En découvrant tout cela, il est vraiment inconcevable de penser que le gouvernement indien veuille les assimiler à leur société moderne. Le choc serait trop grand pour eux. C’est pourtant l’objectif avoué par les autorités : assimiler les derniers d’entre eux à la population. Des écoles ont été ouvertes spécialement pour les Jarawa. On tombe dans le grotesque quand on découvre que le ministère des Affaires Tribales a suggéré de « donner des bananes » aux enfants pour les inciter à venir en cours… C’est pour appeler à leur protection que le film « Nous sommes l’humanité » sort. En plus du documentaire, une campagne de sensibilisation a été lancée et une pétition demande au gouvernement indien de réellement protéger les Jarawa. « Ils nous ont confié la responsabilité de diffuser leur message d’auto-détermination au monde entier », affirme Alexandre Dereims.

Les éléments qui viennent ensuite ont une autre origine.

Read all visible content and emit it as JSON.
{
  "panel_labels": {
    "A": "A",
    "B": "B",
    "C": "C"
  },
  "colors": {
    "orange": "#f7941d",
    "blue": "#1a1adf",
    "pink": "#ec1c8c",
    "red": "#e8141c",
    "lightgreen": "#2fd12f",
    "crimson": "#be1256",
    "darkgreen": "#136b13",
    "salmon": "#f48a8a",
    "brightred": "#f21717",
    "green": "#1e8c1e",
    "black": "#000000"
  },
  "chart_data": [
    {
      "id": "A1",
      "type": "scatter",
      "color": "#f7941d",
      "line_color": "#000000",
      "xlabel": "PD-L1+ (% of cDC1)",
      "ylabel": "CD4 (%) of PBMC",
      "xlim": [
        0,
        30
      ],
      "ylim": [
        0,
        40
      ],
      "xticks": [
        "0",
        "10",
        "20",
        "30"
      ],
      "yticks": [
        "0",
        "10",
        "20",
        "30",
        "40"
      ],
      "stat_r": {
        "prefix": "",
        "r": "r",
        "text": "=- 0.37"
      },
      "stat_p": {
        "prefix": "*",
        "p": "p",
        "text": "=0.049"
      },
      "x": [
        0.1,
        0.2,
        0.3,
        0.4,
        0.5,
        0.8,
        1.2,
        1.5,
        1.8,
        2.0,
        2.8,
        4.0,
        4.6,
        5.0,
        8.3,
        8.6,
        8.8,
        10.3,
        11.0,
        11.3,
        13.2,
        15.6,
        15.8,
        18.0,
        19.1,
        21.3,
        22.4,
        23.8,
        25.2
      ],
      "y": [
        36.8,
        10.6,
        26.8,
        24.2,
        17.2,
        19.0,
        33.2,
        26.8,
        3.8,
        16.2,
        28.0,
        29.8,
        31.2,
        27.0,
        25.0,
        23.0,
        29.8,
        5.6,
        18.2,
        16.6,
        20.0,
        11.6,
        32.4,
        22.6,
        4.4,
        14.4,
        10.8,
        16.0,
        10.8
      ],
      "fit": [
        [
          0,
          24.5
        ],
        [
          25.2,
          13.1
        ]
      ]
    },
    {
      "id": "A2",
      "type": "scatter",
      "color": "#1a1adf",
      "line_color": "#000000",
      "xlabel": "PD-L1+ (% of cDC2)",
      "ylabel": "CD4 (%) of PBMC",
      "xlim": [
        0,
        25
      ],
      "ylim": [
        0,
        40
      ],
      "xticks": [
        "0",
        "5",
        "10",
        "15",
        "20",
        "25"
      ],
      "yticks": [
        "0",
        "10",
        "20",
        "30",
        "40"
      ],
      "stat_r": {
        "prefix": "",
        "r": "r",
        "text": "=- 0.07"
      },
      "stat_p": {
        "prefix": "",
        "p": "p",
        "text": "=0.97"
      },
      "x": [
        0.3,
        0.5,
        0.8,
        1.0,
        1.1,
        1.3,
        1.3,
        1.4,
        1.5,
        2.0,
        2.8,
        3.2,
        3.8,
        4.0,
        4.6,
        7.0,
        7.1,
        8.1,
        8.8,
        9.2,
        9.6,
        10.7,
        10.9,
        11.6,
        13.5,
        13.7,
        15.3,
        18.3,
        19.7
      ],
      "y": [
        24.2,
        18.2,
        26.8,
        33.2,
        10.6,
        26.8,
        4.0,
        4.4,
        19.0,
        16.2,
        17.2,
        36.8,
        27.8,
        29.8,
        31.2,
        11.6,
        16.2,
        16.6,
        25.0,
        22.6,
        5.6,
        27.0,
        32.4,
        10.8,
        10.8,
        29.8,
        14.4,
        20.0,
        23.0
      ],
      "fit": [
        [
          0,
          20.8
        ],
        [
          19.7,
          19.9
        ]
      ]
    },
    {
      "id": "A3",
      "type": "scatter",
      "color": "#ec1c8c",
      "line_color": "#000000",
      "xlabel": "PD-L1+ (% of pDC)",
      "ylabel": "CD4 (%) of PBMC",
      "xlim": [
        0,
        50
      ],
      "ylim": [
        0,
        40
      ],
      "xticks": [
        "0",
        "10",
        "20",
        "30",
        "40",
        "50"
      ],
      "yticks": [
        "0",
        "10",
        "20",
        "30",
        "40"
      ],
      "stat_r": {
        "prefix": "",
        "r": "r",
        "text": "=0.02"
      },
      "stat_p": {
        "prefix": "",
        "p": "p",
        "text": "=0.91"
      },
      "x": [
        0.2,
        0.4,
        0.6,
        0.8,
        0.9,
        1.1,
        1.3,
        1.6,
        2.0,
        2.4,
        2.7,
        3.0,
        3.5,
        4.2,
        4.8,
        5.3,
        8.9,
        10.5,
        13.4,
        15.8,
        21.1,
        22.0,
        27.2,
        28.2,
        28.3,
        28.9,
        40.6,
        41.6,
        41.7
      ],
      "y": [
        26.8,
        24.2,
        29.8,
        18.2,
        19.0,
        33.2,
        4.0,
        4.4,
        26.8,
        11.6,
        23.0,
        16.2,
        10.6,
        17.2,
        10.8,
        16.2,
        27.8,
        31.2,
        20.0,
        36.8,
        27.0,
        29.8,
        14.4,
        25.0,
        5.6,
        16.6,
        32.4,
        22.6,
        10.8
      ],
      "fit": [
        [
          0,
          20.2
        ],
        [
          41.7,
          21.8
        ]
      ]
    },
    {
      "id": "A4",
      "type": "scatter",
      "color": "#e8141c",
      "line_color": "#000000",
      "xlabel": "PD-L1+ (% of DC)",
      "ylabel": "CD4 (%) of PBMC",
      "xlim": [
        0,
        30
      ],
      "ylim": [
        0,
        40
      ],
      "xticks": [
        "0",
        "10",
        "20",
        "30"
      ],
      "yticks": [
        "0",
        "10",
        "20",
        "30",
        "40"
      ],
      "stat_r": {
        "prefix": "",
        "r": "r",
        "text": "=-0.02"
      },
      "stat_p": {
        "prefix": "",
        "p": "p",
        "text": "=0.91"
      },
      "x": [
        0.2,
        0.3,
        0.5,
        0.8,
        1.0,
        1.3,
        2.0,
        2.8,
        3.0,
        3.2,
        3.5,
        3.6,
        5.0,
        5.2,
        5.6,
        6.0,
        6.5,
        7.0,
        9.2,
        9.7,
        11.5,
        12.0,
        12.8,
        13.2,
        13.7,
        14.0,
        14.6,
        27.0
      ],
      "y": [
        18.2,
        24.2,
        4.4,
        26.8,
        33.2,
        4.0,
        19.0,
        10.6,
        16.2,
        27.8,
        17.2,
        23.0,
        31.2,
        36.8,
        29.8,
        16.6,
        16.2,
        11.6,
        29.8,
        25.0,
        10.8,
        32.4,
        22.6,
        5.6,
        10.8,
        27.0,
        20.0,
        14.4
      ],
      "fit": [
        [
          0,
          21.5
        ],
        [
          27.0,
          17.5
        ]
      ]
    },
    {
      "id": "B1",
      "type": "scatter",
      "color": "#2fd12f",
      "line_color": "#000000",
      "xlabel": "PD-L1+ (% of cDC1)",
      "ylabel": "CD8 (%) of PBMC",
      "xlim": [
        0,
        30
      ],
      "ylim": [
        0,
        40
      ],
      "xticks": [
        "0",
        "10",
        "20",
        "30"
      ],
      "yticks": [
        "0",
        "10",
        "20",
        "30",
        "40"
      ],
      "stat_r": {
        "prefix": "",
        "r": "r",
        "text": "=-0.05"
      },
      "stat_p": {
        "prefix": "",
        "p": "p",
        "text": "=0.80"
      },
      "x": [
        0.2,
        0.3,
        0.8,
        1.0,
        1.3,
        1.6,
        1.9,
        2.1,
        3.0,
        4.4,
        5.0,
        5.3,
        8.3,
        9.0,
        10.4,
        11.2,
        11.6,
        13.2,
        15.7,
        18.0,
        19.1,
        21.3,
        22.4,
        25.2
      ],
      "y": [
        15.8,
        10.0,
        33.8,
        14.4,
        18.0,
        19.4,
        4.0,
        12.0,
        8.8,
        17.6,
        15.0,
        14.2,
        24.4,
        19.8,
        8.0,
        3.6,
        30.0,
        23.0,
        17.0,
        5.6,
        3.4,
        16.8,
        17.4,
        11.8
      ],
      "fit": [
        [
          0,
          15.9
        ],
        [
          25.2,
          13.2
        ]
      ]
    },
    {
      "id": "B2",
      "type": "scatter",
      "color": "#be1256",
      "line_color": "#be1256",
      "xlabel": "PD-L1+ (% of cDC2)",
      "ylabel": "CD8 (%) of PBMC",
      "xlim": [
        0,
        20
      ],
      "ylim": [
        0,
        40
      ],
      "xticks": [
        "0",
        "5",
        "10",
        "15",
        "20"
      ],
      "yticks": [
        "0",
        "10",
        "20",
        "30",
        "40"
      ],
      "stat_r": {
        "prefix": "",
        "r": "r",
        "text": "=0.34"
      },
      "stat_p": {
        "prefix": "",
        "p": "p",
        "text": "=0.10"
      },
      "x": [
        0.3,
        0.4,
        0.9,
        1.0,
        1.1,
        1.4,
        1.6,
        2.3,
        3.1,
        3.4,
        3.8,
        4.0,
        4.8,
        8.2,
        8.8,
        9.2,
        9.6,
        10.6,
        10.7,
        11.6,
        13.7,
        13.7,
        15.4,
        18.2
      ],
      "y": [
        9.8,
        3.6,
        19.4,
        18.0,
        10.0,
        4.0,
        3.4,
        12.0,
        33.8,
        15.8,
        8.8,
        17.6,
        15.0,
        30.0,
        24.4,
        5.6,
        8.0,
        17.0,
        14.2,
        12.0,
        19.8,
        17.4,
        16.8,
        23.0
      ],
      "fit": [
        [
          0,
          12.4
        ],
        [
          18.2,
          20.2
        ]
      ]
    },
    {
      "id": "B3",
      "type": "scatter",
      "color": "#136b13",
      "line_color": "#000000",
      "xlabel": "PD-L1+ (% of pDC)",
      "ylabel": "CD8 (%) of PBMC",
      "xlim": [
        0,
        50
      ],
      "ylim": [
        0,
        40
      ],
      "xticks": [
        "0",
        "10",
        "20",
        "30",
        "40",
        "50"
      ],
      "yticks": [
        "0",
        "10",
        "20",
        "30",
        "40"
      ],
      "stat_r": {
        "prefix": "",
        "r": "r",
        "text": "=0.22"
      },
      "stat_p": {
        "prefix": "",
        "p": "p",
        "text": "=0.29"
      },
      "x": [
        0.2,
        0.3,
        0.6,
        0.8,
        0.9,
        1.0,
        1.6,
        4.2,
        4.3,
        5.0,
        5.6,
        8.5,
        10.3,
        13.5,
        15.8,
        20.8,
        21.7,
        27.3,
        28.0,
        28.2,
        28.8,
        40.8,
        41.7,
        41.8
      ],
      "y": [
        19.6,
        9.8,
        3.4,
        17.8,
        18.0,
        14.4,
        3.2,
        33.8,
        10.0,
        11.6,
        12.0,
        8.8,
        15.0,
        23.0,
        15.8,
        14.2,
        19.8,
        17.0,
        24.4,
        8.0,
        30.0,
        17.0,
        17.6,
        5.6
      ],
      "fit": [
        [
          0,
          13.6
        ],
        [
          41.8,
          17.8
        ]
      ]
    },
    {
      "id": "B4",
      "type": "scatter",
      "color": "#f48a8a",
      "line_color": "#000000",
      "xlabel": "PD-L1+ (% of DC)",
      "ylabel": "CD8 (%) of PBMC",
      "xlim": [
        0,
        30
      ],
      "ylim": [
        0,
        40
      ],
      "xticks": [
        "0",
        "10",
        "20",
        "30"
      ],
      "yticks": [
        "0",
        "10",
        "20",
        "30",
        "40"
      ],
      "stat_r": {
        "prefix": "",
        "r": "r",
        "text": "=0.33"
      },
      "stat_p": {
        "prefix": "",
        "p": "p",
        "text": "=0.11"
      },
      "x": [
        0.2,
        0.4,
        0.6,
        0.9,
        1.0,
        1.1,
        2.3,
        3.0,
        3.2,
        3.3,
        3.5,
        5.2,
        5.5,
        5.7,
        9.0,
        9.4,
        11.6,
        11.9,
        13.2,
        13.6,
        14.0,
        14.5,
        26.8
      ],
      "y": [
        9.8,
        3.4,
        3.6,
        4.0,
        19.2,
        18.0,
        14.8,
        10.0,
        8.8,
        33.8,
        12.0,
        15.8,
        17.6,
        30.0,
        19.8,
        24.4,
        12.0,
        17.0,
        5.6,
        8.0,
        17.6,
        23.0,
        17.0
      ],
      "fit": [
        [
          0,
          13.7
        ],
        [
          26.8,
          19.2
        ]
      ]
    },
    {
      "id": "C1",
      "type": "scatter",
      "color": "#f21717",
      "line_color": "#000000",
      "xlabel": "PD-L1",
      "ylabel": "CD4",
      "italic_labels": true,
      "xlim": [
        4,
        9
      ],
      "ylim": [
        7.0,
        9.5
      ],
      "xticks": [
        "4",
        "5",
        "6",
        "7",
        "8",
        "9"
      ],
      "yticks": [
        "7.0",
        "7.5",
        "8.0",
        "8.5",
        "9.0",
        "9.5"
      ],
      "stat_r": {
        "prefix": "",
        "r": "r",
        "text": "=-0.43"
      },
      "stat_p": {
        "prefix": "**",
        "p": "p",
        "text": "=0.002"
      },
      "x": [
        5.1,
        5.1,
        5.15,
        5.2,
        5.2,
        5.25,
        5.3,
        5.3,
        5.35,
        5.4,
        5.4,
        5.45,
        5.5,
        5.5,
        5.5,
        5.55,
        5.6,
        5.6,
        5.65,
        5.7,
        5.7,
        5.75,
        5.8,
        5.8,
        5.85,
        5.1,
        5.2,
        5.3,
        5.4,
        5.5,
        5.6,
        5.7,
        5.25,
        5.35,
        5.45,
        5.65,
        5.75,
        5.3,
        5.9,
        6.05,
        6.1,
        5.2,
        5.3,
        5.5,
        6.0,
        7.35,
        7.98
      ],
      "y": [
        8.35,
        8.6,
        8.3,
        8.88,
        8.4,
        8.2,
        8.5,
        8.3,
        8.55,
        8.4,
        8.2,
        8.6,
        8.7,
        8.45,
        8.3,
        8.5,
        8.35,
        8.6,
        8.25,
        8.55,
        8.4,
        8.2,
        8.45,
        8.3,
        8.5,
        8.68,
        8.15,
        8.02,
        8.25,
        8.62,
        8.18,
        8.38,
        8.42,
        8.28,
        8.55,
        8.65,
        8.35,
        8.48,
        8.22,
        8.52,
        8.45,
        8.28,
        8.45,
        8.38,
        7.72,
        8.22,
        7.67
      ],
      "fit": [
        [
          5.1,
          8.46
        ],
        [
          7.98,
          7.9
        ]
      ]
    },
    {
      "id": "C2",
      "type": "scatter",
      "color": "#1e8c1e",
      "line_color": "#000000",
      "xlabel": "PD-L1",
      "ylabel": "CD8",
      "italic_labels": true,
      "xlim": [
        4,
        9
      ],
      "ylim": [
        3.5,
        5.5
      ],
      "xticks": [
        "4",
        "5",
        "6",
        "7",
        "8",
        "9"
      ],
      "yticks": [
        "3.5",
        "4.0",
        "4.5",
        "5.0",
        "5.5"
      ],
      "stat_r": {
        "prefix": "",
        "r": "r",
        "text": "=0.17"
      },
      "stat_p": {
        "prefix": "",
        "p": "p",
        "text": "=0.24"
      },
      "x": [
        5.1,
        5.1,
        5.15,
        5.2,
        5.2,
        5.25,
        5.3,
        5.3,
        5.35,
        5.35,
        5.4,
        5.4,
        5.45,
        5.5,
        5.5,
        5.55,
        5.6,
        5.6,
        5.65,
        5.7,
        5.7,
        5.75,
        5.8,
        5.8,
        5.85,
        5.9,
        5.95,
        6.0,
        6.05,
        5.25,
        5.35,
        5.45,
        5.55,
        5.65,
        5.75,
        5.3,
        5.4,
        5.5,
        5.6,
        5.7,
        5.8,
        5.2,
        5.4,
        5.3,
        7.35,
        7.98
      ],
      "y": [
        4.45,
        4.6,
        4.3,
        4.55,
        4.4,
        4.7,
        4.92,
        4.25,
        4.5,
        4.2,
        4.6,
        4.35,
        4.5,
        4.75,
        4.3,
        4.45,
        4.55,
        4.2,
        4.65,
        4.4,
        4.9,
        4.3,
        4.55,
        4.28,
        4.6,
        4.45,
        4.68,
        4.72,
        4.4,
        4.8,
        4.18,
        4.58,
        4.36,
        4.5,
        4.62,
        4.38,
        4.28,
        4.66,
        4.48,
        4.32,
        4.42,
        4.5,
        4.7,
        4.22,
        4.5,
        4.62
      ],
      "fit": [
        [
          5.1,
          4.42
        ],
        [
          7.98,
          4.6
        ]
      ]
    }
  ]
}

Aujourd’hui, les tribus isolées telles que les Jarawa sont en danger. Ils représentent des peuples vulnérables face à des forces très puissantes qui luttent contre eux. La protection de ces autochtones ne passera que par une prise de conscience collective, à laquelle un film comme celui d’Alexandre Dereims pourra grandement participer.